Hello again, and welcome to the final subject in my Dream Interpretation series: Zeus! (Catch up on previous posts in this series here.)
We thought the Main Four were Super Villain’s antagonists, but check again…the real mastermind behind it all is none other than the Greek god of thunder himself. What does Zeus’s dream say about him?
After his disguise is shed and his true identity revealed, Zeus is immediately thrown into one of the Main Four’s now empty cryotubes and trapped inside his own mind. Featuring an upside down Mythology Island with an inverted color palette and randomly scattered letters that, when assembled, spell out an override code, Zeus’s dream is very weird — but also might be the easiest to interpret.

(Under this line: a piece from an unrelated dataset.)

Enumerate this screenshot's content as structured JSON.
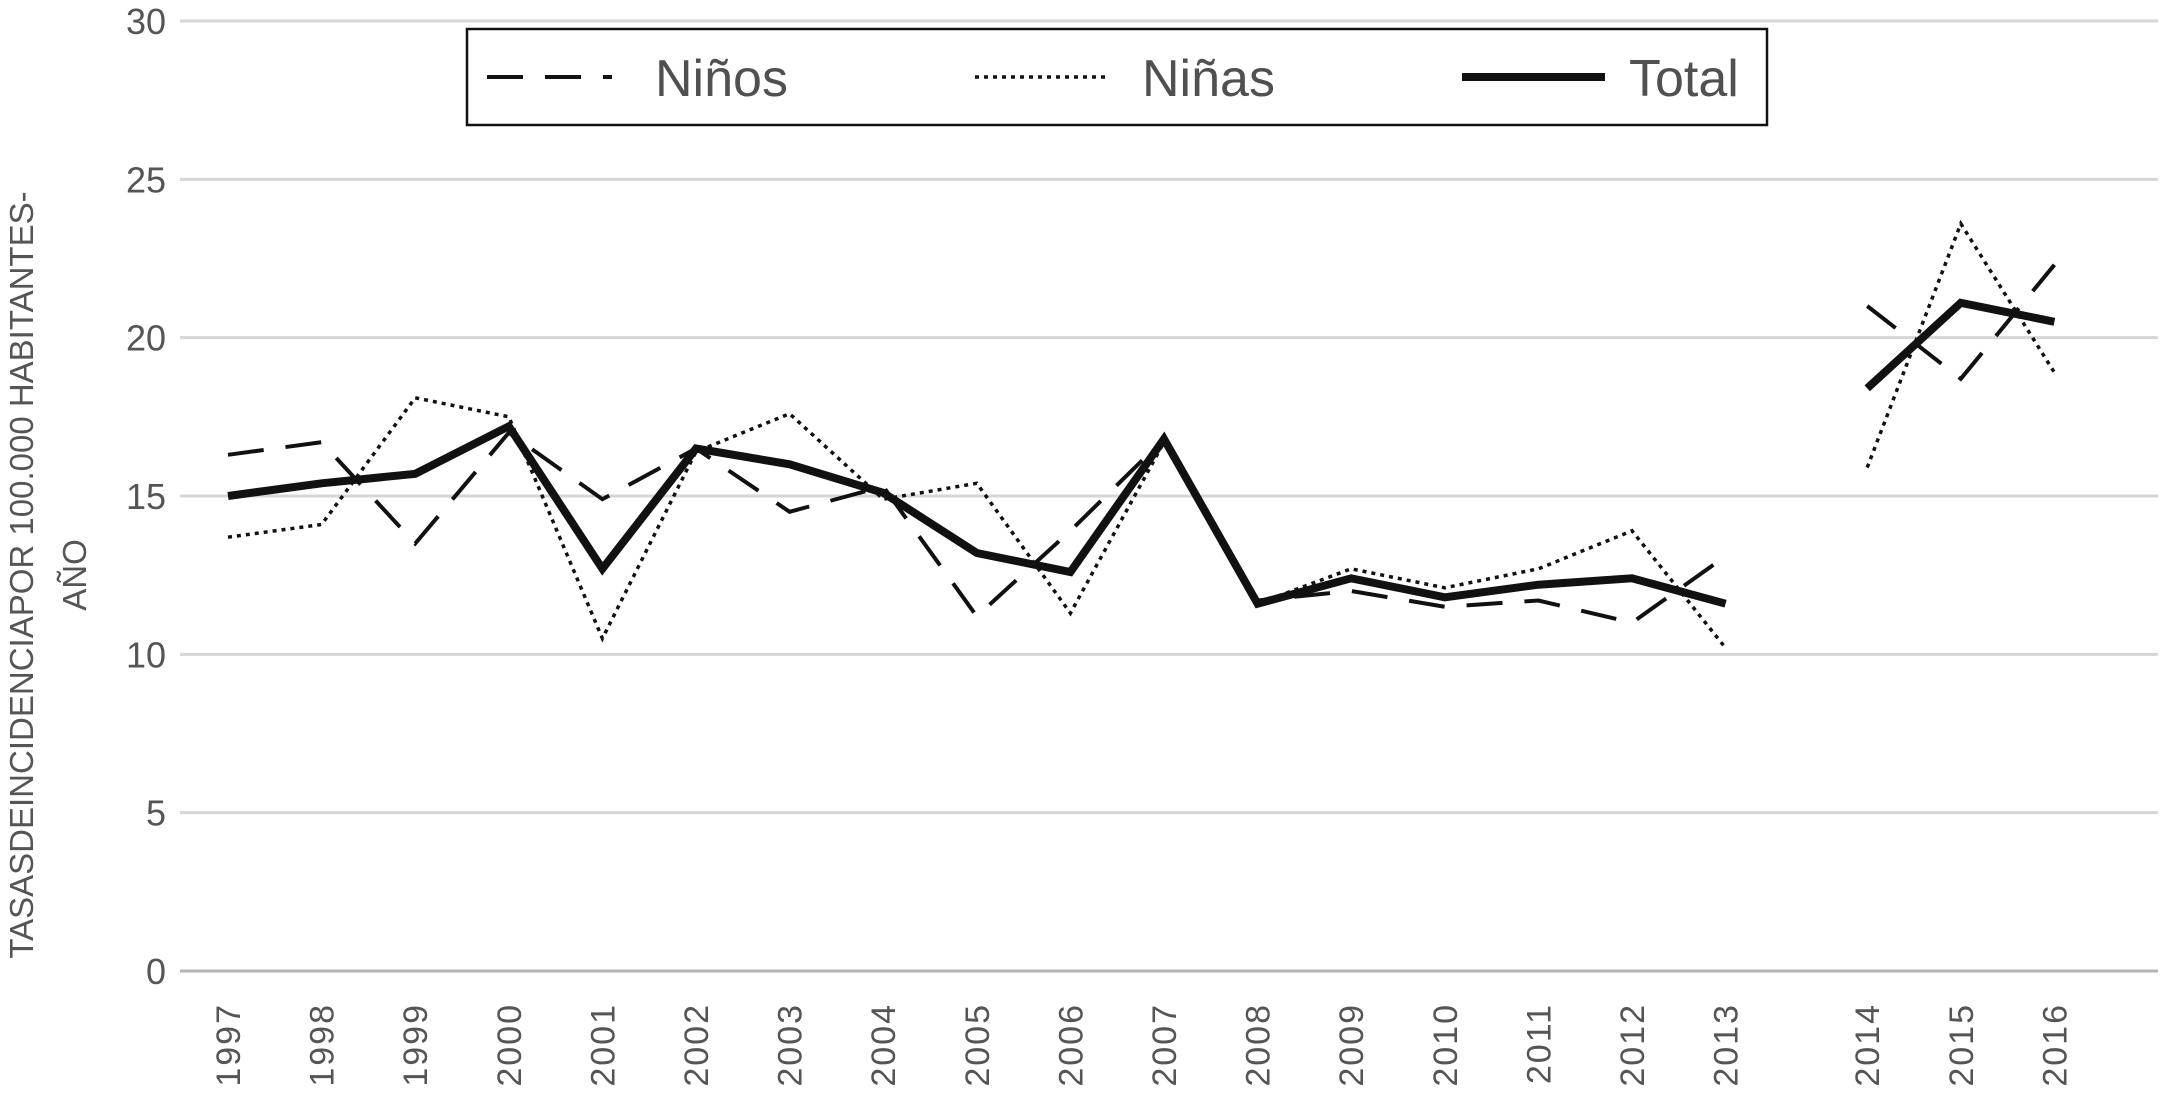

Right off the bat, the inverted colors and anti-gravity effects likely mean Zeus is very shocked and disoriented at the moment; you could say he’s had his whole world turned upside down, figuratively in real life and literally in the dream. One moment he’s on the path to world domination, the next he’s fighting the player with the power of the totems behind him, and now he’s in cryostasis! The upside down world could also mean Zeus is worried his life will never be normal again.
The labyrinth sector of Zeus’s dream points generally to the same issue, but it’s slightly different. While representing confusion, labyrinths in dreams can also symbolize unending stress and complications or an unsolved problem that keeps repeating itself. Makes sense, seeing as Zeus has now been foiled by the player twice. How much more will it take to execute his villainous scheme?
Once you exit the labyrinth, you’ll find yourself on the Tree of Immortality. The tree could show Zeus recovering from his recent defeat and finding new hope; encountering a tree of life in a dreamscape might symbolize a new motivation, or it may be saying that although life is difficult, there’s always room to bounce back and continue. Good news for Zeus, but not so much for us in this case. 😬
The Tree of Immortality is also the first place in his dream where we see Zeus, and he’s not feeling too friendly towards us at the moment. He’ll attack by whizzing across the screen every time you find a letter.
Similar to the Black Widow’s dream, attacking someone could represent taking action against a threat or overcoming issues. Zeus isn’t wasting any time firing up his fighting spirit and launching back into battle!
Then there’s the matter of the scattered letters. I think it’s possible Zeus has a mind map — in other words, he stores important information throughout his brain and can easily access that info later, similar to the detective Sherlock Holmes.
After you’ve located all the letters in the Tree of Immortality, you’ll find yourself in the final location, an upside-down Mount Olympus. Mountains in dreams symbolize huge challenges and obstacles, or a growing need to prove yourself. Here, Zeus’s attacks become more frequent; he’s onto our plan, and he’s determined to ruin it.
Something else worth mentioning is Zeus’s abilities in his own dream. While we can only jump, Zeus soars across the screen like the thunder god he is. However, he’s still limited by this anti-gravitational world — he can’t hover in midair with nothing beneath him like he’s normally able to, and instead must find a rock or a branch to steady himself.
Upon picking up the last letter, you’ll be freed from Zeus’s dreamscape with the override code in hand, and everything in Erewhon Prison is set right. Except for the four escaped villains. Just a minor detail that might’ve been overlooked.
In conclusion: Zeus’s dream as a whole displays a realization process of sorts. In the beginning, he’s confused, in shock, and very unsure what to do or where to go. He then reminds himself that he’s quite literally king of the gods — no cryotube or bobble-headed avatar can stand in his path and get away with it! He must not give up. Zeus doesn’t appreciate being exposed or showing weakness, which is perhaps why he’s so quick to forge on and attack the player the moment they appear.
Unfortunately, Zeus isn’t taking much time to think here. His undying need to prove himself and live up to his reputation overpowers any sensibility he might have, and he refuses to pause and adjust to his new circumstances, which is perhaps why he’s unable to fly properly; and why his dreamscape hasn’t righted itself yet. Maybe next time, he should take everything into account before attempting to overthrow Poptropica.
…and with that, Interpreting the Main Four’s (Five’s?) Dreams has come to a close! It’s been a long time coming, but I’ve really enjoyed writing these posts, and I hope you’ve all enjoyed reading them too.